Je guette la nigritelle noire, rencontrée l'an dernier. En
vain...
Ben crie famine. Nous recherchons l'endroit idéal, à
l'abri du vent et un peu ombragé.
Un bouquet de foyards accueillants incline quelques uns de ses troncs pour inviter l'affamé acrobate à la
pause.
Rafales soudaines. Le Nord-Ouest s'obscurcit d'un coup.
Bon, Ben, si on a mis trois heures plutôt que deux pour monter... il va falloir en mettre beaucoup moins pour redescendre !
Et l'orage fit rage... sur la vallée de la Brévine ! Bleu et serein resta le ciel sur l'alpage entre Neuchâtel et Vaud...
Pas de Creux du Van sans Soliat : On abandonne donc momentanément le rebord vertigineux pour le point culminant et sa croix.
Vue sur les Alpes et la plaine au Sud. A l'ouest se découpe le surplomb
caractéristique du Chasseron, au bout des vallonnemnts de ce pli jurassien.
...Et plus loin la succession des sommets jurassiens.
Mais à la table d'orientation, il y a foule, bruyante... On ne s'éternise donc pas.
Je vise la dépression de lapiaz qui garde encore de la neige tard en saison... Seulement là, c'est vraiment trop tard !
Alors cap sur le dernier tiers du cirque.
La vue sur les falaises est ici plus complète et plus impressionnante.
C'est là aussi que l'on peut rencontrer les fameux
bouquetins.
Mais on n'est pas vraiment optimistes, car on a croisé beaucoup trop de chiens accompagnés de leurs maîtres même pas tenus en laisse (les maîtres, bien sûr...) !
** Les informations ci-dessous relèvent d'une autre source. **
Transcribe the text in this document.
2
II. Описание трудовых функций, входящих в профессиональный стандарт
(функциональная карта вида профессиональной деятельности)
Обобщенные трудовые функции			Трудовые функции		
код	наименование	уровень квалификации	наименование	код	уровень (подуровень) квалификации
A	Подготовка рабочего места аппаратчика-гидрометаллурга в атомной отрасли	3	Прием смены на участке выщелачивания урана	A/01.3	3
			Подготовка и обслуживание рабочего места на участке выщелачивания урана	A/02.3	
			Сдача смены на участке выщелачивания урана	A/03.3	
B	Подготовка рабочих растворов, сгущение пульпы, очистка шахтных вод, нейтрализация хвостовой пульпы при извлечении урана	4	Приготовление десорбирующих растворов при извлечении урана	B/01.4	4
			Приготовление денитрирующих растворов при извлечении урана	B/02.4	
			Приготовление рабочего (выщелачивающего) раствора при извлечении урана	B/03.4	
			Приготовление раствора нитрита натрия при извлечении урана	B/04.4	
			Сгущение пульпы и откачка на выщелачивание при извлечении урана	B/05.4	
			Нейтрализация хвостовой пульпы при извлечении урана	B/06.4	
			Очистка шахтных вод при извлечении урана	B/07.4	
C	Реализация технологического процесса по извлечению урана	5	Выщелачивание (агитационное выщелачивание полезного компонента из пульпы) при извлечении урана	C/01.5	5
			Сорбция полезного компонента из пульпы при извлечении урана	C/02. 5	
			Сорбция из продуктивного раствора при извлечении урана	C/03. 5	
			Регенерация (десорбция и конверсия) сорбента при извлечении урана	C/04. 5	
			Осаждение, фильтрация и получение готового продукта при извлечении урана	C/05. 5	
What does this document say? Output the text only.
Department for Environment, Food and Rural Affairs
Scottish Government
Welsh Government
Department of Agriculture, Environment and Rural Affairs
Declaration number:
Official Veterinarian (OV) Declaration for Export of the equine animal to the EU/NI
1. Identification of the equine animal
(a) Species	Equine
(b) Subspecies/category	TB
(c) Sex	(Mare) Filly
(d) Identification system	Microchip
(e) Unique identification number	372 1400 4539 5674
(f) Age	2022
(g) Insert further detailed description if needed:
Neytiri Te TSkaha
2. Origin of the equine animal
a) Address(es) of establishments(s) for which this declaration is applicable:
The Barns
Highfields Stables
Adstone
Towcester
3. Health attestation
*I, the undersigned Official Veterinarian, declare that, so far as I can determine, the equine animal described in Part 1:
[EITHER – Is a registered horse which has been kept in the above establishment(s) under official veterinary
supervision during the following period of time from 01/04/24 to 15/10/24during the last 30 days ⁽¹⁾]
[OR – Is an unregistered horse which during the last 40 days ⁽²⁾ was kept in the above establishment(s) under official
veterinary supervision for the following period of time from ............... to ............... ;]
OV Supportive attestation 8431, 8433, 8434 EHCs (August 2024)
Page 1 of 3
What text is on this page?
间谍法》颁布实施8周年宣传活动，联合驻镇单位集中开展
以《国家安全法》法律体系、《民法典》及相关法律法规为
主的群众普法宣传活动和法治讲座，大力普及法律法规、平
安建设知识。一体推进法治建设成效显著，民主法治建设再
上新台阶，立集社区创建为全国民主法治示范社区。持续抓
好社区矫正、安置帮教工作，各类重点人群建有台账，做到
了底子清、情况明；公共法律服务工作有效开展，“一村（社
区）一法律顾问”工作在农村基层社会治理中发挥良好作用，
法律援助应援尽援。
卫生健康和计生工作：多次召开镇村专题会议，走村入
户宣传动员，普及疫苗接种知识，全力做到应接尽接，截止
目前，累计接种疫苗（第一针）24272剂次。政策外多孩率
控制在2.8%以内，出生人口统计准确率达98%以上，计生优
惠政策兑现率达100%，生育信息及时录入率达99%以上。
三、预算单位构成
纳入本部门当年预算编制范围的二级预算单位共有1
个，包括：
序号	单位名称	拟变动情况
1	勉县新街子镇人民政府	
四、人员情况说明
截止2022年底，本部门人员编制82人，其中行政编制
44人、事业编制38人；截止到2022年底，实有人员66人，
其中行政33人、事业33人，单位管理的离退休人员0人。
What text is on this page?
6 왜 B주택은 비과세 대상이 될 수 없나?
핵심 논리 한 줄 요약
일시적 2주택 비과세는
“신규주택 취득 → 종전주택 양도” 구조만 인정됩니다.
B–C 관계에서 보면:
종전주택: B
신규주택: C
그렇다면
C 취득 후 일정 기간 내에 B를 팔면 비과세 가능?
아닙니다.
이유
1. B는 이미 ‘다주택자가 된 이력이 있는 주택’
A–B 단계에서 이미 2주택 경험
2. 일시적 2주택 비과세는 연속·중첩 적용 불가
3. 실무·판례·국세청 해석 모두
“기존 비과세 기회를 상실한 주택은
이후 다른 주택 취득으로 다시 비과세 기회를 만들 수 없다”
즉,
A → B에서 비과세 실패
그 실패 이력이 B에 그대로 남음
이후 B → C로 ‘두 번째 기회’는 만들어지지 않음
Craintes confirmées par la présence de feux de pique-nique allumés à la limite de la zone protégée, juste dans le secteur fréquenté par les majestueux caprinés... Encore raté !
Dernière petite pause avant la descente par le chemin du Single. Dénivellation rapide qui peut nous conduire par divers itinéraires, à la Ferme Robert.
Enfin, glace bien mérité pour Ben (ce qu'il ne faut pas faire miroiter pour entretenir le moral des troupes !) qui a progressivement arrêté de râler... Quoique !?